The retreat centre in Karaj was accused of “being funded by the US through the CIA spy agency to infiltrate the Islamic world, and particularly Iran, by conducting evangelistic activities”. (Article 18)

The caretakers of the Sharon Retreat Centre in Karaj, west of Tehran, have been ordered to vacate the property and hand it over to the Executive Headquarters of Imam’s Directive (EIKO), presided over by Iran’s Supreme leader, Ayatollah Ali Khamenei.

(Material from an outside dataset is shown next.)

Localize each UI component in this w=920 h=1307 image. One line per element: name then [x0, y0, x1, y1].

The confiscation of the property, which has been owned by the Council of Assemblies of God (AoG) Churches in Iran since the early 1970s, was ordered by a revolutionary court on 21 July 2015, but the process has taken nearly three years to come into effect . (The Iranian revolutionary court system is designed to try those suspected of serious crimes such as trying to overthrow the government, blaspheming against Islam or inciting violence.)

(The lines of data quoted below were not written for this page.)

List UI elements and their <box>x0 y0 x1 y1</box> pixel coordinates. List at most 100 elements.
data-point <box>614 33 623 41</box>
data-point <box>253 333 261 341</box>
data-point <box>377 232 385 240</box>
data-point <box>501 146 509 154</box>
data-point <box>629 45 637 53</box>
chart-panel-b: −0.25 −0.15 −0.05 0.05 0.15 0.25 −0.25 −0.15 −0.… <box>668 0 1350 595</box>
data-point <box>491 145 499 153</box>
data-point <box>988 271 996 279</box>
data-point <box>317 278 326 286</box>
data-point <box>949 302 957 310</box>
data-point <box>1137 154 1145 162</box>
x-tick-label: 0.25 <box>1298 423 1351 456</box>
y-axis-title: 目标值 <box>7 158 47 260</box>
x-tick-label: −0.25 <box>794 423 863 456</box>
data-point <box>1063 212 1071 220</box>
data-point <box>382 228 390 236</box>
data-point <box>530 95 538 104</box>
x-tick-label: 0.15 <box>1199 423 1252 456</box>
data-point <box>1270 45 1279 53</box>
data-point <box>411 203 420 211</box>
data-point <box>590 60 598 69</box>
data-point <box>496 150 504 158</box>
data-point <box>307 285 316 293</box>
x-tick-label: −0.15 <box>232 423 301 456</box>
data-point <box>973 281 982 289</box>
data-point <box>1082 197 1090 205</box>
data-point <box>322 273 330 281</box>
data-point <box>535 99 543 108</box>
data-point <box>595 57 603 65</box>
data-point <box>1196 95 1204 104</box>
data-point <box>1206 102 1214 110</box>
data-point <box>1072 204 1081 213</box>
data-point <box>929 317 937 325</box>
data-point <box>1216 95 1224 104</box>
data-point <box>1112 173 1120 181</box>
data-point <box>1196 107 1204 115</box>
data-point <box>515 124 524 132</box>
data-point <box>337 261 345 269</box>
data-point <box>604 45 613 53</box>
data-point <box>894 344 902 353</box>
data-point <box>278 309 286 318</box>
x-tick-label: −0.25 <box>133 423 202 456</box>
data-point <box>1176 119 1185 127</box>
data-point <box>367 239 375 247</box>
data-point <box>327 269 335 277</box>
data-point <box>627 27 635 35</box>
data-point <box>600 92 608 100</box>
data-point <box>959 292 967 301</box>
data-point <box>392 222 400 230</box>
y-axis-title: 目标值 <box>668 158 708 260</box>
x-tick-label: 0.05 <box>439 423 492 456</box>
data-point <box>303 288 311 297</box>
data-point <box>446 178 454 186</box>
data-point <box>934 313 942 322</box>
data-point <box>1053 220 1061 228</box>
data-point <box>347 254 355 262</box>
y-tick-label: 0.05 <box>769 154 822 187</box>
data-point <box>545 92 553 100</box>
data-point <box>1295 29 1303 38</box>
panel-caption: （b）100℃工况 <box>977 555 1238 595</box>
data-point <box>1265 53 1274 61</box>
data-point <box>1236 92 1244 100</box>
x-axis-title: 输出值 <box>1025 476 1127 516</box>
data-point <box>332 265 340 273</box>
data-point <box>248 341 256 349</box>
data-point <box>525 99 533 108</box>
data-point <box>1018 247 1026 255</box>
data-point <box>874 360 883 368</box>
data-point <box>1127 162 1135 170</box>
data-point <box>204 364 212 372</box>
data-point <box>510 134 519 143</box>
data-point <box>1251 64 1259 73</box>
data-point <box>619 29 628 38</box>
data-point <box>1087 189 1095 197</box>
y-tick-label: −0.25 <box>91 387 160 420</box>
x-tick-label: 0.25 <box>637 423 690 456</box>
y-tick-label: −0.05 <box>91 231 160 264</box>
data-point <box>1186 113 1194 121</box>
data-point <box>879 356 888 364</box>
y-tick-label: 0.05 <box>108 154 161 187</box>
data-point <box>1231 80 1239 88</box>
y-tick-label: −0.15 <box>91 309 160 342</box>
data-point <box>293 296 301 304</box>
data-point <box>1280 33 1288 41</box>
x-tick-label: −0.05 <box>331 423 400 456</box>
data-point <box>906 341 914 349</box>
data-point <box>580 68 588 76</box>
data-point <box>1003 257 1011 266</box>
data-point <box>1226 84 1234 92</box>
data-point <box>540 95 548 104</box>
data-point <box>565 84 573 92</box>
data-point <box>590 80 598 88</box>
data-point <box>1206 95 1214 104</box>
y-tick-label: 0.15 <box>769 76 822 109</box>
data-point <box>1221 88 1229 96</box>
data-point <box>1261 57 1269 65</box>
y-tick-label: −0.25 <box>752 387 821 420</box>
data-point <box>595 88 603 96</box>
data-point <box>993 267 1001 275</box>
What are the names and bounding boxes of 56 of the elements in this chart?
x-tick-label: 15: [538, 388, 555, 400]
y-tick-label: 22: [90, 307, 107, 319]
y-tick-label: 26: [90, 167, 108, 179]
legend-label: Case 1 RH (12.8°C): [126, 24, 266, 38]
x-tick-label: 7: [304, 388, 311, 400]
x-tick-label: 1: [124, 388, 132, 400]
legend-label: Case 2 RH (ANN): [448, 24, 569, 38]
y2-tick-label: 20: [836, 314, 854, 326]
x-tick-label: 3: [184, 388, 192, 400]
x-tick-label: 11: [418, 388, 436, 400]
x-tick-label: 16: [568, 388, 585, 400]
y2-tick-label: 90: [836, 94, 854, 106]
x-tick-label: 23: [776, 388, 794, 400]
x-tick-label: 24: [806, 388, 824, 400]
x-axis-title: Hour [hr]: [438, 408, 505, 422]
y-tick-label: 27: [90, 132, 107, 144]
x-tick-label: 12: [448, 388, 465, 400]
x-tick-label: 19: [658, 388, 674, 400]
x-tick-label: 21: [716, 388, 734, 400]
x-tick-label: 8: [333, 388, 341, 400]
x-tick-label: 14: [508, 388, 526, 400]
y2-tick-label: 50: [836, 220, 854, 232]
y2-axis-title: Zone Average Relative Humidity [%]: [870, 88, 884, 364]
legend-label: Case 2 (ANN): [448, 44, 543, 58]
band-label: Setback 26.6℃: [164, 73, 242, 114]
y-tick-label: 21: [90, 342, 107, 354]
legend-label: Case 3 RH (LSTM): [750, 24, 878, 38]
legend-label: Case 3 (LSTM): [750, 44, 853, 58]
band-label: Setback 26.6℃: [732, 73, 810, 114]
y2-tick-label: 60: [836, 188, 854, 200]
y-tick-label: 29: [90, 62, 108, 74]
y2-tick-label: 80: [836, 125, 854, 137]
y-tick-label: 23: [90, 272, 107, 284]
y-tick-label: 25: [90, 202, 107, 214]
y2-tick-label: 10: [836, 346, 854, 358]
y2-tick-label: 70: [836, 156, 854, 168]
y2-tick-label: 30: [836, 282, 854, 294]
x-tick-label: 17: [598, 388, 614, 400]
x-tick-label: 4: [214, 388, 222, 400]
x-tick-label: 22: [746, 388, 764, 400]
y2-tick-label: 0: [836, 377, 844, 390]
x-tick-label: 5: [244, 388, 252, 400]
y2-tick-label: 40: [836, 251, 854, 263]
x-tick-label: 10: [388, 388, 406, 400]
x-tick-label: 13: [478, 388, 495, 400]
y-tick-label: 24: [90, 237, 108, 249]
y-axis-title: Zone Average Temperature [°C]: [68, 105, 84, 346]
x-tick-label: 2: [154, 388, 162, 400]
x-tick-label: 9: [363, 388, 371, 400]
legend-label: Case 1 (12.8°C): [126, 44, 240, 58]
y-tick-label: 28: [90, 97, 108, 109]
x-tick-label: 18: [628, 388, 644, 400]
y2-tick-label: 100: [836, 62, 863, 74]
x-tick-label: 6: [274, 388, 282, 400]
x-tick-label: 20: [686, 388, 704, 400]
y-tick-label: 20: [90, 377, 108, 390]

Mansour Borji  from advocacy group Article 18 told World Watch Monitor the closure was “not only a takeover of a property by corrupt judiciary and Intelligence officials, but yet another move in an ongoing and systematic campaign by the Iranian state to uproot Protestant Christianity”.

In December 2016 the revolutionary court said the retreat centre belonged to an organisation “funded by the US through the CIA spy agency to infiltrate the Islamic world, and particularly Iran, by conducting evangelistic activities”.

But Borji said: “Labelling a long-standing and vibrant Church with national security charges for its rightful religious activities and accusing them of collusion with the CIA is indeed worrying. It should be a concern for anyone who is interested in safeguarding freedom of religion and belief in this country.”

The pressure on Evangelical churches in Iran, including AoG churches, has intensified since 2009. Most Evangelical churches have been forced to conduct only one service – on a Sunday, which is a working day in Iran – rather than two, as was their custom.

“This was an attempt to restrict participation in services, especially for the converts to Christianity, as Sunday is a weekday and Friday is a day off for many people in the country,” said Borji. “Training camps and programmes held during the week were shut down too.”

In 2013, the central church of the AoG Churches in Iran was shut down and its leader, Robert Asseriyan , was arrested and given the choice of either leaving the country or serving a long-term prison sentence.

The AoG Church in Iran was established prior to the 1979 Revolution; it is not organisationally affiliated with the AoG denomination in the US. After the Islamic Revolution, the status of Assemblies of God as a registered religious institution in Iran was re-instated.